What precise meaning does "memorize" denote that "memorize" wouldn't? Sometimes jargon is just jargon.

TuringTest · on Oct 25, 2017

"Memoization" is only used in the context of caching results of previous function calls.

So if you see the word, you instantly know that this is the context. You wouldn't know that if you see "memorization".

jjaredsimpson · on Oct 25, 2017

Exactly. Memorization is the process of committing something to memory. Things like spaced repetition, flashcards, using mnemonics, etc. Memoization is the technique of caching expensive function calls and returning those cached values upon subsequent invocations.

Seeing the word memorize implies a process that an actor is undergoing and says nothing about the data being memorized. Seeing the word memoize implies the existence of an expensive function and implies a process of repeated calls to the function. It also implies the function is pure, i.e. you can't memoize calls to fread().

kbenson · on Oct 25, 2017

Memoization implies caching specifically, which implies its own things, such as cache size and eviction methodology. Not something that's necessarily thought of when using the term "memory".

Memoization is close enough to "memorization" that you pretty much know what it is without having heard of it before and easily rememberable, while being specific enough to the actual concept as to be easily searchable and imply specific concerns of its own. That's a win-win in my book.

lemming · on Oct 25, 2017

Sadly, the older I get the more I am aware of my memory's aggressive cache eviction policy.

kbenson · on Oct 25, 2017

You and me both. :

But that's part of it, you generally don't really associate that with memory until you get older...

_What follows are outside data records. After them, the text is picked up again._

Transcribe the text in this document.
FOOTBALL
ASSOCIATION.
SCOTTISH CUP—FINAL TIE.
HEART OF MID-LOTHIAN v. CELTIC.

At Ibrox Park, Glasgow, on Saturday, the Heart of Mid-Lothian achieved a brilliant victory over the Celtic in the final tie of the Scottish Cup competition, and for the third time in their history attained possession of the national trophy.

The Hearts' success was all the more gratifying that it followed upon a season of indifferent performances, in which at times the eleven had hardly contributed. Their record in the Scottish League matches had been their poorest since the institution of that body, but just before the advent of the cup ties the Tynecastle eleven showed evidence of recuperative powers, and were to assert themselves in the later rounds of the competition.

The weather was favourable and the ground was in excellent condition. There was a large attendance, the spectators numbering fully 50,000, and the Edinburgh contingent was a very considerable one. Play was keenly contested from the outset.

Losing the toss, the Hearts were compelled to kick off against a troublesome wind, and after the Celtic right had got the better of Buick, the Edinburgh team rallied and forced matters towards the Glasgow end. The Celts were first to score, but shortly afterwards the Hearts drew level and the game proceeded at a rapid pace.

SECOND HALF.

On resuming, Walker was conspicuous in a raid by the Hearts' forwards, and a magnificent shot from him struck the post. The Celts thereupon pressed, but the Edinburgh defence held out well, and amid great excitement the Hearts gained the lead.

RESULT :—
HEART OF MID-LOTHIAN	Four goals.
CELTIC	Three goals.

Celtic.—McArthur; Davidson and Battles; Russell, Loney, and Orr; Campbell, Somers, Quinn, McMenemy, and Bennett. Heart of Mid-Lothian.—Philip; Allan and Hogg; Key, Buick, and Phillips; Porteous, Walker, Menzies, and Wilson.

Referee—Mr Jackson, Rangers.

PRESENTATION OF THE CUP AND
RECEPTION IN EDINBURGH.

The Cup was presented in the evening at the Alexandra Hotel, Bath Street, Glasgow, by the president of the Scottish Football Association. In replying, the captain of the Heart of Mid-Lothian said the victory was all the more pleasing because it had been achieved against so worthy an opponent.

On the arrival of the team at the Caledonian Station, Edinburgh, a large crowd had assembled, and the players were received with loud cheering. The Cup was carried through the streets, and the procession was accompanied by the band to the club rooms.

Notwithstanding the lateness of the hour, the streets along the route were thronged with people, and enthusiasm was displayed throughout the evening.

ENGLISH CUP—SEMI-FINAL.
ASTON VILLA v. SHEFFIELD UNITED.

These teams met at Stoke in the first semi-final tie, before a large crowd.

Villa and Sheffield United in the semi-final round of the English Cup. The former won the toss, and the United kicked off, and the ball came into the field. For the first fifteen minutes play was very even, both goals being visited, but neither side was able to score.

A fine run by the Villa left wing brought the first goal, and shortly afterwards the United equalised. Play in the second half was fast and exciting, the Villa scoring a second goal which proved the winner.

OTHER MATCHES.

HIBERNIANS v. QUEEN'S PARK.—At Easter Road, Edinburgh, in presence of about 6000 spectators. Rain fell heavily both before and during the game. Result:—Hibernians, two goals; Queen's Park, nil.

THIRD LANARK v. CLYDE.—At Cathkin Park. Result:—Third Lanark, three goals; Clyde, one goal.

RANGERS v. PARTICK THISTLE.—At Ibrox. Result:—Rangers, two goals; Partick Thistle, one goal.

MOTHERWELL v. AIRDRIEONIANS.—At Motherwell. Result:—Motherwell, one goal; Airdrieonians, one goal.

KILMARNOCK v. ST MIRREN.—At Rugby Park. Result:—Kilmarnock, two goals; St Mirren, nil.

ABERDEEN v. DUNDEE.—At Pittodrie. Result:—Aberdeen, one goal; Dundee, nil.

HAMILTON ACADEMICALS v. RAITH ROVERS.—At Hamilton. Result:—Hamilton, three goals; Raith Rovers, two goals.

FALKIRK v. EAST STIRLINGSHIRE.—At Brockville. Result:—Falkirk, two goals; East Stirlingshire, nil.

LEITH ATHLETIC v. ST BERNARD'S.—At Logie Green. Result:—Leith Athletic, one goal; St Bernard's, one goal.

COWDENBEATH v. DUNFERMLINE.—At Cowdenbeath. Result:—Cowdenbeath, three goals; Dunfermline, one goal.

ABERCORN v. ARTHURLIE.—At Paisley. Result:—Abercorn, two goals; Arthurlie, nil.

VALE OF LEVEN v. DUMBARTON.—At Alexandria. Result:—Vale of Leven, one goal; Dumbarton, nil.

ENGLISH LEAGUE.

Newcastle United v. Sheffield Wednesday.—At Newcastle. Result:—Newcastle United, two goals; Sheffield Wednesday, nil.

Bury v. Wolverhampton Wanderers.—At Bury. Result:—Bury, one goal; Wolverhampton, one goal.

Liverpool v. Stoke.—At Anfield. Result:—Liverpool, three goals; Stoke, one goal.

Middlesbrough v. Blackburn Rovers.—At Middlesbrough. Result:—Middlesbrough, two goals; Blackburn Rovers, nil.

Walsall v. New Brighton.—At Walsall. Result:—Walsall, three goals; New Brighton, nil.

khedoros1 · on Oct 25, 2017

I think of memoization in terms of memos. You're leaving memos behind to avoid recalculating, but you're going to throw them out when you have your result; it's scratch paper to refer back to your previous work. The word itself denotes the reason for storing the data.

Memorization makes me think of a repetitive process of committing something permanently to memory.

PeachPlum · on Oct 29, 2017

Memoization includes writing to disk such as a materialized view.

ram_rar · on Oct 25, 2017

Given the sad state of programming interviews. People mostly land up memorizing

foxh0und · on Oct 25, 2017

Thanks all!

throwaway7645 · on Oct 25, 2017

I came on here to say that.

chrisbennet · on Oct 25, 2017

Me too!

_lhlo · on Oct 25, 2017

I didn't.

dep_b · on Oct 25, 2017

That's simply the British English way of writing the word. The author is a Swede and most probably got educated in the official way of writing English.

derefr · on Oct 25, 2017

If you think the parent is talking about the s/z, look back earlier in the word. Memoization (regardless of locale) doesn't have an "r".

tw1010 · on Oct 25, 2017

According to the authors linkedin he is as far as I can tell born and educated in Australia. Why do you say he is from Sweden?

BucketSort · on Oct 25, 2017

Obligatory Demaine lectures - https://youtu.be/OQ5jsbhAv_M

yandrypozo · on Oct 25, 2017

that's the best set of videos about DP !!

yipopov · on Oct 25, 2017

Would it have killed him to use a proportional font? We have the technology to accomplish that now.